Alertmanager Routing Without Losing Your Mind

Prometheus decides what is wrong. Alertmanager decides who finds out, how, and when. People spend weeks perfecting alert rules and then route everything to one Slack channel, which is like writing a beautiful letter and mailing it to a black hole. After years of running this layer, here’s how I keep Alertmanager sane.

The routing tree, explained simply

Alertmanager has exactly one root route, and every alert enters there. From the root, alerts fall down a tree of child routes, matching on labels. The first matching branch (with continue: false, the default) wins.

route:
  receiver: default-slack          # fallback for anything unmatched
  group_by: ['alertname', 'service']
  group_wait: 30s
  group_interval: 5m
  repeat_interval: 4h
  routes:
    - match:
        severity: page
      receiver: pagerduty
      routes:
        - match:
            team: payments
          receiver: payments-pagerduty
    - match:
        severity: ticket
      receiver: jira

Read it top-down: a severity: page alert from the payments team lands on payments-pagerduty.

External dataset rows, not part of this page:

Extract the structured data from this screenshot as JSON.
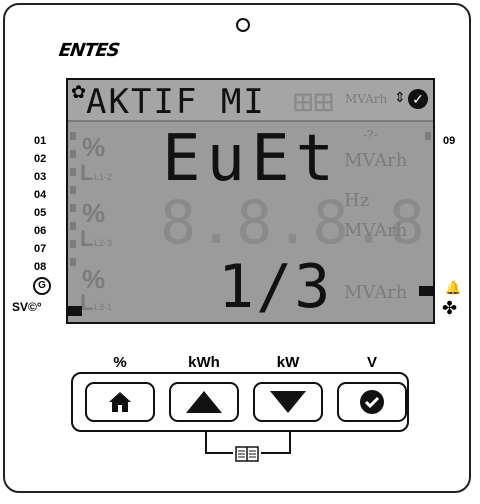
{
  "brand": "ENTES",
  "lcd": {
    "top_text": "AKTIF MI",
    "top_unit": "MVArh",
    "row1_text": "EuEt",
    "row2_text": "8.8.8.8",
    "row3_text": "1/3",
    "row1_unit": "MVArh",
    "row2_unit_hz": "Hz",
    "row2_unit": "MVArh",
    "row3_unit": "MVArh",
    "symbols": "-?- ",
    "phase_labels": [
      "L1-2",
      "L2-3",
      "L3-1"
    ],
    "pct_symbol": "%"
  },
  "left_indicators": [
    "01",
    "02",
    "03",
    "04",
    "05",
    "06",
    "07",
    "08"
  ],
  "right_indicator": "09",
  "generator_label": "G",
  "svc_label": "SV©°",
  "buttons": [
    {
      "label": "%",
      "icon": "home-icon"
    },
    {
      "label": "kWh",
      "icon": "arrow-up-icon"
    },
    {
      "label": "kW",
      "icon": "arrow-down-icon"
    },
    {
      "label": "V",
      "icon": "check-icon"
    }
  ],
  "book_icon": "book-icon"
}
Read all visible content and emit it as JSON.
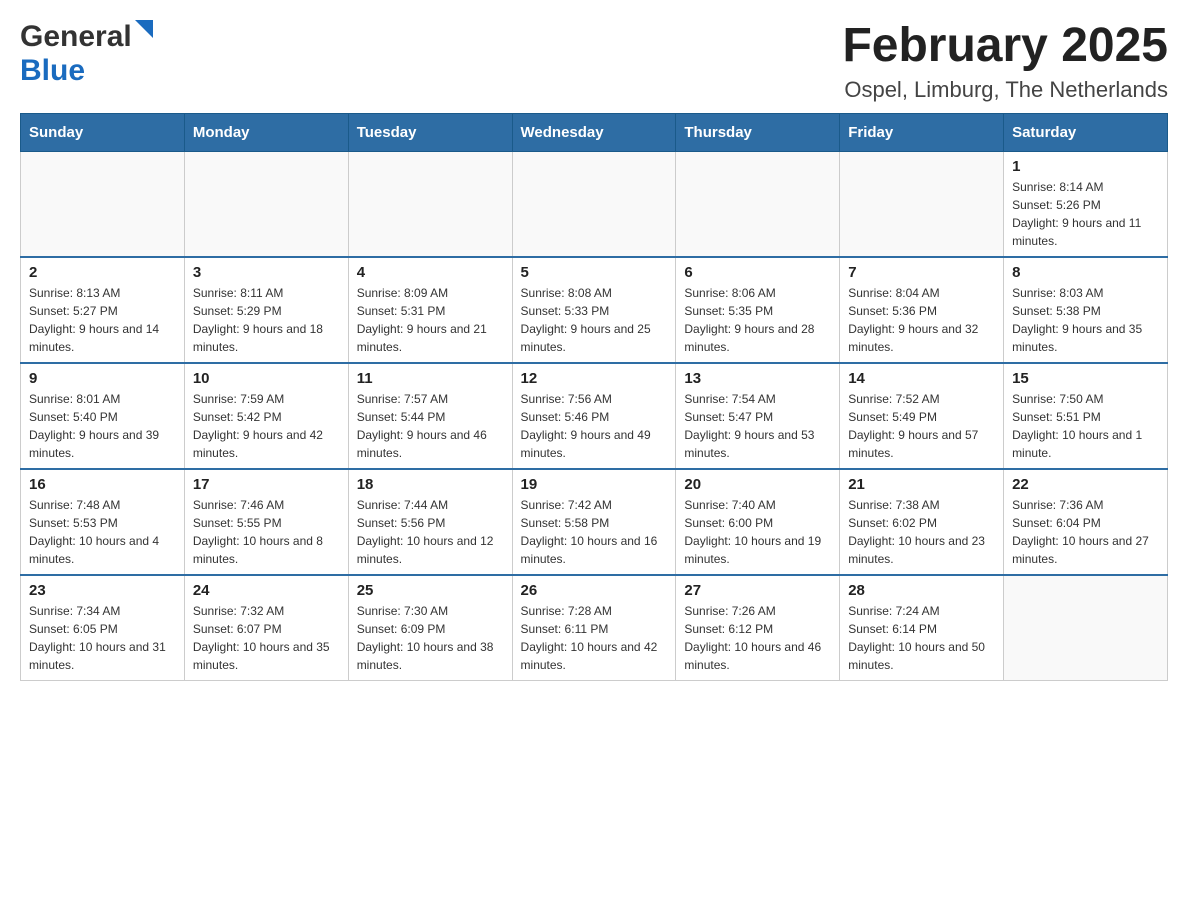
{
  "header": {
    "logo_general": "General",
    "logo_blue": "Blue",
    "month_title": "February 2025",
    "location": "Ospel, Limburg, The Netherlands"
  },
  "days_of_week": [
    "Sunday",
    "Monday",
    "Tuesday",
    "Wednesday",
    "Thursday",
    "Friday",
    "Saturday"
  ],
  "weeks": [
    [
      {
        "day": "",
        "info": ""
      },
      {
        "day": "",
        "info": ""
      },
      {
        "day": "",
        "info": ""
      },
      {
        "day": "",
        "info": ""
      },
      {
        "day": "",
        "info": ""
      },
      {
        "day": "",
        "info": ""
      },
      {
        "day": "1",
        "info": "Sunrise: 8:14 AM\nSunset: 5:26 PM\nDaylight: 9 hours and 11 minutes."
      }
    ],
    [
      {
        "day": "2",
        "info": "Sunrise: 8:13 AM\nSunset: 5:27 PM\nDaylight: 9 hours and 14 minutes."
      },
      {
        "day": "3",
        "info": "Sunrise: 8:11 AM\nSunset: 5:29 PM\nDaylight: 9 hours and 18 minutes."
      },
      {
        "day": "4",
        "info": "Sunrise: 8:09 AM\nSunset: 5:31 PM\nDaylight: 9 hours and 21 minutes."
      },
      {
        "day": "5",
        "info": "Sunrise: 8:08 AM\nSunset: 5:33 PM\nDaylight: 9 hours and 25 minutes."
      },
      {
        "day": "6",
        "info": "Sunrise: 8:06 AM\nSunset: 5:35 PM\nDaylight: 9 hours and 28 minutes."
      },
      {
        "day": "7",
        "info": "Sunrise: 8:04 AM\nSunset: 5:36 PM\nDaylight: 9 hours and 32 minutes."
      },
      {
        "day": "8",
        "info": "Sunrise: 8:03 AM\nSunset: 5:38 PM\nDaylight: 9 hours and 35 minutes."
      }
    ],
    [
      {
        "day": "9",
        "info": "Sunrise: 8:01 AM\nSunset: 5:40 PM\nDaylight: 9 hours and 39 minutes."
      },
      {
        "day": "10",
        "info": "Sunrise: 7:59 AM\nSunset: 5:42 PM\nDaylight: 9 hours and 42 minutes."
      },
      {
        "day": "11",
        "info": "Sunrise: 7:57 AM\nSunset: 5:44 PM\nDaylight: 9 hours and 46 minutes."
      },
      {
        "day": "12",
        "info": "Sunrise: 7:56 AM\nSunset: 5:46 PM\nDaylight: 9 hours and 49 minutes."
      },
      {
        "day": "13",
        "info": "Sunrise: 7:54 AM\nSunset: 5:47 PM\nDaylight: 9 hours and 53 minutes."
      },
      {
        "day": "14",
        "info": "Sunrise: 7:52 AM\nSunset: 5:49 PM\nDaylight: 9 hours and 57 minutes."
      },
      {
        "day": "15",
        "info": "Sunrise: 7:50 AM\nSunset: 5:51 PM\nDaylight: 10 hours and 1 minute."
      }
    ],
    [
      {
        "day": "16",
        "info": "Sunrise: 7:48 AM\nSunset: 5:53 PM\nDaylight: 10 hours and 4 minutes."
      },
      {
        "day": "17",
        "info": "Sunrise: 7:46 AM\nSunset: 5:55 PM\nDaylight: 10 hours and 8 minutes."
      },
      {
        "day": "18",
        "info": "Sunrise: 7:44 AM\nSunset: 5:56 PM\nDaylight: 10 hours and 12 minutes."
      },
      {
        "day": "19",
        "info": "Sunrise: 7:42 AM\nSunset: 5:58 PM\nDaylight: 10 hours and 16 minutes."
      },
      {
        "day": "20",
        "info": "Sunrise: 7:40 AM\nSunset: 6:00 PM\nDaylight: 10 hours and 19 minutes."
      },
      {
        "day": "21",
        "info": "Sunrise: 7:38 AM\nSunset: 6:02 PM\nDaylight: 10 hours and 23 minutes."
      },
      {
        "day": "22",
        "info": "Sunrise: 7:36 AM\nSunset: 6:04 PM\nDaylight: 10 hours and 27 minutes."
      }
    ],
    [
      {
        "day": "23",
        "info": "Sunrise: 7:34 AM\nSunset: 6:05 PM\nDaylight: 10 hours and 31 minutes."
      },
      {
        "day": "24",
        "info": "Sunrise: 7:32 AM\nSunset: 6:07 PM\nDaylight: 10 hours and 35 minutes."
      },
      {
        "day": "25",
        "info": "Sunrise: 7:30 AM\nSunset: 6:09 PM\nDaylight: 10 hours and 38 minutes."
      },
      {
        "day": "26",
        "info": "Sunrise: 7:28 AM\nSunset: 6:11 PM\nDaylight: 10 hours and 42 minutes."
      },
      {
        "day": "27",
        "info": "Sunrise: 7:26 AM\nSunset: 6:12 PM\nDaylight: 10 hours and 46 minutes."
      },
      {
        "day": "28",
        "info": "Sunrise: 7:24 AM\nSunset: 6:14 PM\nDaylight: 10 hours and 50 minutes."
      },
      {
        "day": "",
        "info": ""
      }
    ]
  ]
}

A severity: ticket alert goes to Jira. Everything else falls through to the default Slack channel. The nesting matters — child routes inherit and refine the parent’s match.

Grouping: one notification, not a hundred

When a database goes down, fifty services start erroring at once. Without grouping, that’s fifty pages. Grouping bundles related alerts into a single notification.

group_by: ['alertname', 'cluster', 'service']
group_wait: 30s       # wait 30s to collect related alerts before first send
group_interval: 5m    # then batch updates to the group every 5m
repeat_interval: 4h   # re-page about an unresolved group every 4h

group_by is the lever. Group too broadly (group_by: ['cluster']) and unrelated alerts get merged into one confusing notification. Group too narrowly (group_by: ['...all labels...']) and you’re back to a page per series. I usually group by alertname plus the service or cluster — enough to collapse the storm without mixing apples and oranges.

A trap worth knowing: group_by: [...] with the literal '...' value means “group by all labels,” which effectively disables grouping. People set it by accident and wonder why the noise came back.

Inhibition: suppress the obvious follow-ons

When a whole datacenter is unreachable, you don’t also want a page for every service inside it. Inhibition rules let one alert mute others.

inhibit_rules:
  - source_match:
      alertname: DatacenterUnreachable
    target_match:
      severity: page
    equal: ['datacenter']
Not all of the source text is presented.